突然うまれた身分の差に、さすがのアスワドも動揺を隠せていないのだろう。だが━━。
「確信するには早すぎるわ」
アスワドを引き離して、アリアは考えた。この力を、全力で引き出すしかない。幸い、さっきオカリナを吹いた感覚は覚えている。あんな感じで魔法を放てばいいわけだ。
さまざまな可能性を考え、行動する。でないと、本当に死んでしまうかもしれない。
アリアは演台に登り、校長の腕につけてあった腕輪を拾った。校長も今は気絶しているだけのようで先程の危うさはない。

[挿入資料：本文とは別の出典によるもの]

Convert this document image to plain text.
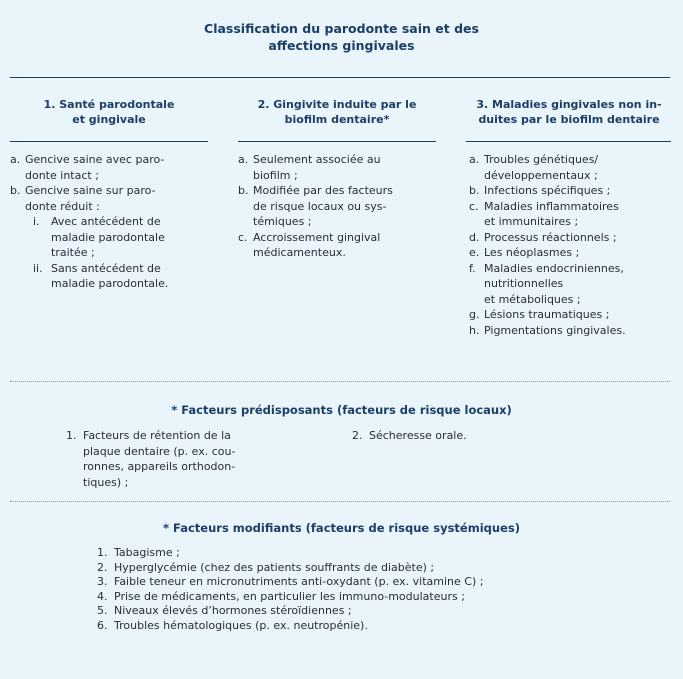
Classification du parodonte sain et des
affections gingivales
1. Santé parodontale
et gingivale
a. Gencive saine avec paro-
donte intact ;
b. Gencive saine sur paro-
donte réduit :
i. Avec antécédent de
maladie parodontale
traitée ;
ii. Sans antécédent de
maladie parodontale.
2. Gingivite induite par le
biofilm dentaire*
a. Seulement associée au
biofilm ;
b. Modifiée par des facteurs
de risque locaux ou sys-
témiques ;
c. Accroissement gingival
médicamenteux.
3. Maladies gingivales non in-
duites par le biofilm dentaire
a. Troubles génétiques/
développementaux ;
b. Infections spécifiques ;
c. Maladies inflammatoires
et immunitaires ;
d. Processus réactionnels ;
e. Les néoplasmes ;
f. Maladies endocriniennes,
nutritionnelles
et métaboliques ;
g. Lésions traumatiques ;
h. Pigmentations gingivales.
* Facteurs prédisposants (facteurs de risque locaux)
1. Facteurs de rétention de la
plaque dentaire (p. ex. cou-
ronnes, appareils orthodon-
tiques) ;
2. Sécheresse orale.
* Facteurs modifiants (facteurs de risque systémiques)
1. Tabagisme ;
2. Hyperglycémie (chez des patients souffrants de diabète) ;
3. Faible teneur en micronutriments anti-oxydant (p. ex. vitamine C) ;
4. Prise de médicaments, en particulier les immuno-modulateurs ;
5. Niveaux élevés d’hormones stéroïdiennes ;
6. Troubles hématologiques (p. ex. neutropénie).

魔法道具である腕輪は、アリアの手に渡った瞬間、弾けてキラキラと光になる。
(ほぼ確定ね)
理屈は分からないし、自分が魔法を使えるようになった原因も分からない。でも、今はそれでもいいだろう。ガルヴァーニに対抗しうる力を持っている、その事実だけあればいいのだ。
わずかに希望を感じたところで、さっき光になったはずの腕輪の残骸が消えることなく風に乗るように移動していることに気付く。
(もしかして、魔力って持ち主に還ったりするのかしら)
自分でも素晴らしい直感だと思いながら、この光を追うことに決める。
「アズ! シエル! こっちよ!」
生徒を丁寧に寝かせていた二人はアリアの声に顔を上げ、彼女の後をついていくのだった。